How do we know which metals lie on or just below the surfaces of asteroids, accessible to earthly mining techniques? Astronomers have long used telescopes and the science of spectroscopy – the splitting of light into its component colors – to analyze sunlight being reflected from asteroids’ surfaces. Astronomers know that asteroids do contain metals such as iron, nickel and magnesium, plus water and oxygen. Some asteroids even have gold and platinum. By some estimates, some asteroids might contain as much platinum, for example, as is mined in an entire year on Earth. That would make a single asteroid worth billions of dollars.
And that’s a good reason to invest in this outer space mining venture, for this group. As Wired said in a post yesterday (April 23, 2012):
Planetary Resources, Inc … plans to send swarms of robots to space to scout asteroids for precious metals and set up mines to bring resources back to Earth, in the process adding trillions of dollars to the global GDP, helping ensure humanity’s prosperity and paving the way for the human settlement of space.

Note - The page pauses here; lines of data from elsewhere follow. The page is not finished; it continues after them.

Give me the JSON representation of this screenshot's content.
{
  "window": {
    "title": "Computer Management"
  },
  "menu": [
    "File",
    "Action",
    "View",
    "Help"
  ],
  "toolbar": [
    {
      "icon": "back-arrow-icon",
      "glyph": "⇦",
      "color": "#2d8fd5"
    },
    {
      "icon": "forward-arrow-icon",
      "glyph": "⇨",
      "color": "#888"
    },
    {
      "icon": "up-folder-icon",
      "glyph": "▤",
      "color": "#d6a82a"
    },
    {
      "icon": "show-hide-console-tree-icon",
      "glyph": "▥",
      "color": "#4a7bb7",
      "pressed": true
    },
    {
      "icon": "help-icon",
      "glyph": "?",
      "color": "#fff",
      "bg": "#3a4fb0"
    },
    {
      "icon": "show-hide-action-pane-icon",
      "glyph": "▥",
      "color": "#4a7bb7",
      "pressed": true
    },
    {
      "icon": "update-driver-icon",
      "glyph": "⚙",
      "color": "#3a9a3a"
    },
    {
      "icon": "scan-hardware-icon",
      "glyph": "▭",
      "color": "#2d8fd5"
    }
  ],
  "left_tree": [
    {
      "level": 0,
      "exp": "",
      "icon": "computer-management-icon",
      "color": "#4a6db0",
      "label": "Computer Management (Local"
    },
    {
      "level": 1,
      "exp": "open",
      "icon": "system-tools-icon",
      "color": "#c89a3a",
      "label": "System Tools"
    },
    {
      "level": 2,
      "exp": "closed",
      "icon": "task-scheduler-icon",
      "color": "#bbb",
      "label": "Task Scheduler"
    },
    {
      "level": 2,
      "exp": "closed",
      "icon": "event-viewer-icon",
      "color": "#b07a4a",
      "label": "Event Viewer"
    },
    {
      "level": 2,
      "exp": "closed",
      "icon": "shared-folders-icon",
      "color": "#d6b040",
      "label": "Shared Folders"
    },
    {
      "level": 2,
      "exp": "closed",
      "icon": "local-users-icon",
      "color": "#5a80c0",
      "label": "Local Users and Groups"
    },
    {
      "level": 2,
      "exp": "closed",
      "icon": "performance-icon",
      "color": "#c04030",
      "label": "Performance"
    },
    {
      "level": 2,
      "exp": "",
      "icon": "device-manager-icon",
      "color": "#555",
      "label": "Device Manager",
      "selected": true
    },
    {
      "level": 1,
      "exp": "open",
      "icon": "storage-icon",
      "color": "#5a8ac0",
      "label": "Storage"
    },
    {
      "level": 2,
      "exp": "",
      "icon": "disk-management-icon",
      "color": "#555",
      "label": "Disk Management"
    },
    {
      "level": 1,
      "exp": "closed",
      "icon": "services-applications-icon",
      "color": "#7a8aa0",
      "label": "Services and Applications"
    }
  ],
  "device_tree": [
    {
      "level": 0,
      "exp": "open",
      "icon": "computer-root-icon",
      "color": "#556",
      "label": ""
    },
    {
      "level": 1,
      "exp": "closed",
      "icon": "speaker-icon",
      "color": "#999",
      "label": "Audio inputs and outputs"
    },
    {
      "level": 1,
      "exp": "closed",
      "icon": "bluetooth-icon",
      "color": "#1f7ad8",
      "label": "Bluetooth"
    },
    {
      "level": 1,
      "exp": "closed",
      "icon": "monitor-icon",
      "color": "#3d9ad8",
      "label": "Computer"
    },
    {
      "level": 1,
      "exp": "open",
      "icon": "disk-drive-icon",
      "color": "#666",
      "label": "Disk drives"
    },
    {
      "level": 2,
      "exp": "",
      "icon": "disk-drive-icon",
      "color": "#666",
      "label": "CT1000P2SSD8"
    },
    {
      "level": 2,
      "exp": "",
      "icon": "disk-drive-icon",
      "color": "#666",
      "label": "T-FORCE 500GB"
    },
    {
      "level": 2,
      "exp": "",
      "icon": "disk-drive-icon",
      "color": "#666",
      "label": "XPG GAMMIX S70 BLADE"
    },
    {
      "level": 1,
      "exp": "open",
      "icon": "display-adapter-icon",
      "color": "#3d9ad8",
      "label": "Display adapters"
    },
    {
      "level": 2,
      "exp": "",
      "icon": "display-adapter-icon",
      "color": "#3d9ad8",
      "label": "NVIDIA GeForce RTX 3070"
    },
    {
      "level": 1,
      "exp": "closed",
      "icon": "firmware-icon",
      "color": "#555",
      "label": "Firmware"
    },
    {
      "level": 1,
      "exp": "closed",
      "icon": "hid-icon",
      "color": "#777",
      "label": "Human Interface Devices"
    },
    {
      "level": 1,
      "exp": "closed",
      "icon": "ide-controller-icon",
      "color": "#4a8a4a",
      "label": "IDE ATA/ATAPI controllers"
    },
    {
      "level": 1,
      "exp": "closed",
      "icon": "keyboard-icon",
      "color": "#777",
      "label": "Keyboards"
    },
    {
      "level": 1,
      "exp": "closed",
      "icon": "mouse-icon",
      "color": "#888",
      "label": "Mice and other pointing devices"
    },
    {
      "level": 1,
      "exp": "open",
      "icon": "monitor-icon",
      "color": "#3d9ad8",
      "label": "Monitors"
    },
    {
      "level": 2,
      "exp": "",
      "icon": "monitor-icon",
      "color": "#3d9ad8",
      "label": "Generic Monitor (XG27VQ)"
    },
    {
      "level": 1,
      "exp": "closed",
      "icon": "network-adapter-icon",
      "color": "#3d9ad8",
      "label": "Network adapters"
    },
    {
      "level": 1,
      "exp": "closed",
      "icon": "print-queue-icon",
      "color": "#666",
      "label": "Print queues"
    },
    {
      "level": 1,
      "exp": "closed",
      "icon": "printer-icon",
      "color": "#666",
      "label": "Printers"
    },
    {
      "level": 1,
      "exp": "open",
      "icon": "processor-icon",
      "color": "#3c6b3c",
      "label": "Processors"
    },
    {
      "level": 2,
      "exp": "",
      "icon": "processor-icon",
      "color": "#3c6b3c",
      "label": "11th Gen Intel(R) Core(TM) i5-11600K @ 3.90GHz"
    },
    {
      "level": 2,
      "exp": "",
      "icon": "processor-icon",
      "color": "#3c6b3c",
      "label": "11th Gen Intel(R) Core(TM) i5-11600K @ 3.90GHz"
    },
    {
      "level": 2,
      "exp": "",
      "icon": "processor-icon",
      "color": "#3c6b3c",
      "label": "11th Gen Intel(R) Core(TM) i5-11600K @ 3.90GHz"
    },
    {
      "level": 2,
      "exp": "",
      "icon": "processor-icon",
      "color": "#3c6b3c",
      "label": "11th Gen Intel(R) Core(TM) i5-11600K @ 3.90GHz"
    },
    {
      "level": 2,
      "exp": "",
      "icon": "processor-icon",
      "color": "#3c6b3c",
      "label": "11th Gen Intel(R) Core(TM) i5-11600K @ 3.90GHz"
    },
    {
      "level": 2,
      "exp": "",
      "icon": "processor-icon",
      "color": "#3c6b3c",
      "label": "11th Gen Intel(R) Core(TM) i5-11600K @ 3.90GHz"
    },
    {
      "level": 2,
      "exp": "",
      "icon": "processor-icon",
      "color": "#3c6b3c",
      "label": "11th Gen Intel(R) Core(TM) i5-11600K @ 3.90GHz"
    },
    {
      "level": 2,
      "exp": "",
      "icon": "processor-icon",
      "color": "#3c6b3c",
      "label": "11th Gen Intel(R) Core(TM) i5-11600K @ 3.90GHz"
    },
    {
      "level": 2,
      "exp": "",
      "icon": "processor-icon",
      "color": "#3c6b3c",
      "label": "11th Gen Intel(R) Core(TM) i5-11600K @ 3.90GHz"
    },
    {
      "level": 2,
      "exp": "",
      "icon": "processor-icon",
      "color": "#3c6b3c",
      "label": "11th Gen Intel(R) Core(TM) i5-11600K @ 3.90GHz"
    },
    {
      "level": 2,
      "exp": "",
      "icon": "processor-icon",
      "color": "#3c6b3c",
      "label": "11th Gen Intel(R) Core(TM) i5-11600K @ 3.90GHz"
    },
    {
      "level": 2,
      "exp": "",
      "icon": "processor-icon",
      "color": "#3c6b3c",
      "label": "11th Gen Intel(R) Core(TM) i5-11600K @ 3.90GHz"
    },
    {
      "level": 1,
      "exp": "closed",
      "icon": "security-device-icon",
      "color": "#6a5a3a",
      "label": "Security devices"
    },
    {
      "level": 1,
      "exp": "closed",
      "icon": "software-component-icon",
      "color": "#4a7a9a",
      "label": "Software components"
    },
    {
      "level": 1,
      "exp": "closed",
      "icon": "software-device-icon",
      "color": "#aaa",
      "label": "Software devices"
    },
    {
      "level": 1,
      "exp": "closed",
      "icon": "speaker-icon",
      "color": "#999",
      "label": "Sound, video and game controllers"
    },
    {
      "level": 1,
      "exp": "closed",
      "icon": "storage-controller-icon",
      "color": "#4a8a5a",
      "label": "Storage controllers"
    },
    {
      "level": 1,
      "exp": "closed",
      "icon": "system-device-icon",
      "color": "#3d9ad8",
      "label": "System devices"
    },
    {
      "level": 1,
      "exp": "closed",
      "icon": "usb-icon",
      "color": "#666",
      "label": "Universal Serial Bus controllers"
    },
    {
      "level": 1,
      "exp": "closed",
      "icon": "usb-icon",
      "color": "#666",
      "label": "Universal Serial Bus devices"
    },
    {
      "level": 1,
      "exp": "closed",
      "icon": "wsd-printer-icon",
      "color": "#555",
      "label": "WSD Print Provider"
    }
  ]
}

What will it take to mount a space mining mission to an asteroid, land on it, find the valuable minerals, extract them and process them? A lot. Those of us who dreamed of asteroid mining in the 1970s – when it was part of a vision by Gerard O’Neill to create a permanent human presence in space via vast human-made space colonies – never dreamed that nearly 40 years would pass before asteroid mining would be seriously discussed again, outside small working groups of scientists. The technological hurdles are formidable, but the first hurdles will likely be likely be legal ones. Who owns the asteroids? According to Wired:
While some have argued that governments need to set up specific property rights before investors will make use of space, the majority of space lawyers agree that this isn’t necessary to assure the opportunity for a return on investment, said space policy analyst Henry Hertzfeld at George Washington University in Washington D.C. Mining occurs in international seabeds — even without specific property rights — overseen by a special commission dedicated to the task, he said. A similar arrangement would likely work in space.
Planetary Resources, Inc. says it hopes to go after the platinum-group metals — which include platinum, palladium, osmium, and iridium — highly valuable commodities used in medical devices, renewable energy products, catalytic converters, and potentially in automotive fuel cells. So while space dreamers of the 1970s had the human habitation of space in mind, today’s asteroid mining companies have a profit motive. And maybe that’s just the motive needed to bring asteroid mining into reality.
We’ll see what happens. In the meantime, those of us with stars in their eyes will thrill to this cool video from Wired, which shows an artist’s concept of an asteroid mine, from above:
Bottom line: Planetary Resources, Inc. announced on April 24, 2012 at the Seattle Museum of Space a plan to head out into the solar system to mine near-Earth asteroids for water and precious metals. The plan involves the construction of relatively low-cost robotic prospectors. The company expects to launch the first of these craft into Earth orbit within two years, as a demonstration.